A proposta apresentada é mais ampla do que a lei atual que regulamenta o auxílio emergencial. Além de tratar as pessoas mais pobres que perderam as condições de se sustentar, o projeto trata também do trabalhador da cultura e do agricultor familiar, além de criar programas específicos voltados a estruturação rural e a geração de renda.
“Buscamos aglutinar o que já houve de consenso entre governo e Parlamento para viabilizar a aprovação rápida do projeto para que não se perca nem um dia no atendimento das demandas da população”, destacou Rogério Carvalho.
Na sessão da Câmara de quinta (10), o deputado federal João Daniel (PT-SE) defendeu um grande plano de auxílio para as famílias até que a pandemia seja debelada. “O orçamento mais importante que podemos aprovar no Congresso é o cuidado com as pessoas, é o cuidado com a vida. São mais de 14 milhões de desempregados. São milhões de homens, mulheres e jovens perdendo a esperança”, ressaltou. Segundo o parlamentar, há um grande programa, até hoje não implantado, de crédito para pequenas e médias empresas.

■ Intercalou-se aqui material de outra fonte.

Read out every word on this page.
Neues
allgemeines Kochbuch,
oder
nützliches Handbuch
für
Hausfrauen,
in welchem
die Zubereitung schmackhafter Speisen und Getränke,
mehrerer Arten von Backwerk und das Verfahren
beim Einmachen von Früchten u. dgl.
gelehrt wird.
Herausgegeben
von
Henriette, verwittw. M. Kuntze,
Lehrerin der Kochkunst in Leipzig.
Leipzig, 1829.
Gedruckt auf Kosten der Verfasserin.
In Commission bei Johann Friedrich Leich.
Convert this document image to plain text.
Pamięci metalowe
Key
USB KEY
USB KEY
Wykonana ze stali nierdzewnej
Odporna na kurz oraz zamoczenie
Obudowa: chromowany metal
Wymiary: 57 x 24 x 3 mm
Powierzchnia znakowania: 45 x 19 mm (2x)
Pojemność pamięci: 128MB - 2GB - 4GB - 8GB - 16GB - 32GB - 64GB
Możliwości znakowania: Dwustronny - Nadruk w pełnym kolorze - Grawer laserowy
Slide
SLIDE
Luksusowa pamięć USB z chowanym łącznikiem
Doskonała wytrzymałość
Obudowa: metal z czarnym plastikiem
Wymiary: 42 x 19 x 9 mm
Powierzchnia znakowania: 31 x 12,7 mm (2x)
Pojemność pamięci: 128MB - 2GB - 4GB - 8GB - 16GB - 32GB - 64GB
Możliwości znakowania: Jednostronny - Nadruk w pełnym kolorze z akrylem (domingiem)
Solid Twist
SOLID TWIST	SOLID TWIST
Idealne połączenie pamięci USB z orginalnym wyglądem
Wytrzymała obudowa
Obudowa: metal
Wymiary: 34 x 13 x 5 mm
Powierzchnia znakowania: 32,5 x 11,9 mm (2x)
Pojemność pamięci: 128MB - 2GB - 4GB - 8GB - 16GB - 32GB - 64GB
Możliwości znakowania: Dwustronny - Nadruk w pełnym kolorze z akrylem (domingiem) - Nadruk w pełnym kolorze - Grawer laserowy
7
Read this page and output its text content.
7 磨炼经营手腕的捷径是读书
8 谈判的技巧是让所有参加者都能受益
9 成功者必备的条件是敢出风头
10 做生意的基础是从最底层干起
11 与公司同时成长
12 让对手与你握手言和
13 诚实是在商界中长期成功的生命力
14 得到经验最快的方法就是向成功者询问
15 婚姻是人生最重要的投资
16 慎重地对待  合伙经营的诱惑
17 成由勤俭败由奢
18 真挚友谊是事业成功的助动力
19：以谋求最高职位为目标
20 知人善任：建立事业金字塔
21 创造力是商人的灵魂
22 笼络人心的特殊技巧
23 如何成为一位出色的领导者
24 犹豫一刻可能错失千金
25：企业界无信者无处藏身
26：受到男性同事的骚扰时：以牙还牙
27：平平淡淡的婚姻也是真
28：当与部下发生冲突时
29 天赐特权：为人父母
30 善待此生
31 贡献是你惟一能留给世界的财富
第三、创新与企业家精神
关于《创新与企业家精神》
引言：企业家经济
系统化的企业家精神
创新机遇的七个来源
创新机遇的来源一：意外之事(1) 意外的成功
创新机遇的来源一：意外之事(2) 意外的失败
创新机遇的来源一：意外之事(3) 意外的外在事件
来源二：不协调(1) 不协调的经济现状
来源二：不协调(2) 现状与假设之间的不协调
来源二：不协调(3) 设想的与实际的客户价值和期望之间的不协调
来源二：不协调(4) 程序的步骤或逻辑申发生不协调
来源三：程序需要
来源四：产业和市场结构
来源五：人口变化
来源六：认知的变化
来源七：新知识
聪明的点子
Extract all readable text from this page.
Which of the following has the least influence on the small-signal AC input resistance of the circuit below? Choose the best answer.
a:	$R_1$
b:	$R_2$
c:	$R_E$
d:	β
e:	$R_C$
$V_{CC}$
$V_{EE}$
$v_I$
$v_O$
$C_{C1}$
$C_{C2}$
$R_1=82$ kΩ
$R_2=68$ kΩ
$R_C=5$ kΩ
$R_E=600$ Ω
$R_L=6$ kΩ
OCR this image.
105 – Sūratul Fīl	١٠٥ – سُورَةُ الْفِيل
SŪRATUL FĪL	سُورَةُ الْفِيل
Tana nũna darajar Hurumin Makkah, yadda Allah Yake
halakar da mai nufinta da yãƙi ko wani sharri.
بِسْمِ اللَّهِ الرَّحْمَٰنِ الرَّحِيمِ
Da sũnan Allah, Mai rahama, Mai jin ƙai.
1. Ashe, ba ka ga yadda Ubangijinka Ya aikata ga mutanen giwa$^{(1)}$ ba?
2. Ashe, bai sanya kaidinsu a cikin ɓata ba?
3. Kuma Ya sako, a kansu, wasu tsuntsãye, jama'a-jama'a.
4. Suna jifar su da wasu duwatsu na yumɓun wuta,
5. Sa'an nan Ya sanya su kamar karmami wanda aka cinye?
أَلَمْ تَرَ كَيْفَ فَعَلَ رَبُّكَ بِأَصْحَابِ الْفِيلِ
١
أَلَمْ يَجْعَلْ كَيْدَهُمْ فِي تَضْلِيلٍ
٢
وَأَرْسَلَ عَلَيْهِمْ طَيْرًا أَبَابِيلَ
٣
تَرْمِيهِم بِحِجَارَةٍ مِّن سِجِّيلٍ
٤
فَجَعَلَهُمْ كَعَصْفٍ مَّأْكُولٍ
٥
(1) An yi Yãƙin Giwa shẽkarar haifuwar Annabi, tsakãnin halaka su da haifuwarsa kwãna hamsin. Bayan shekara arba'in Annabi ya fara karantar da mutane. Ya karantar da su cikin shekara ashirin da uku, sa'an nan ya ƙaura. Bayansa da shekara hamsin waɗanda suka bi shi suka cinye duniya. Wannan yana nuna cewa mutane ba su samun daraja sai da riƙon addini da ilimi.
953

“Eu espero que, na sessão do Congresso Nacional da próxima semana, possamos derrubar os vetos para que o PL 735 garanta, entre várias alternativas apresentadas e aprovadas na Câmara e no Senado, um grande programa emergencial de crédito para a produção de alimentos, para as áreas da reforma agrária e da agricultura familiar, para a renegociação das dívidas dos pequenos e médios e da agricultura familiar”, afirmou João Daniel, que coordena o Núcleo Agrário da Bancada do PT na Câmara.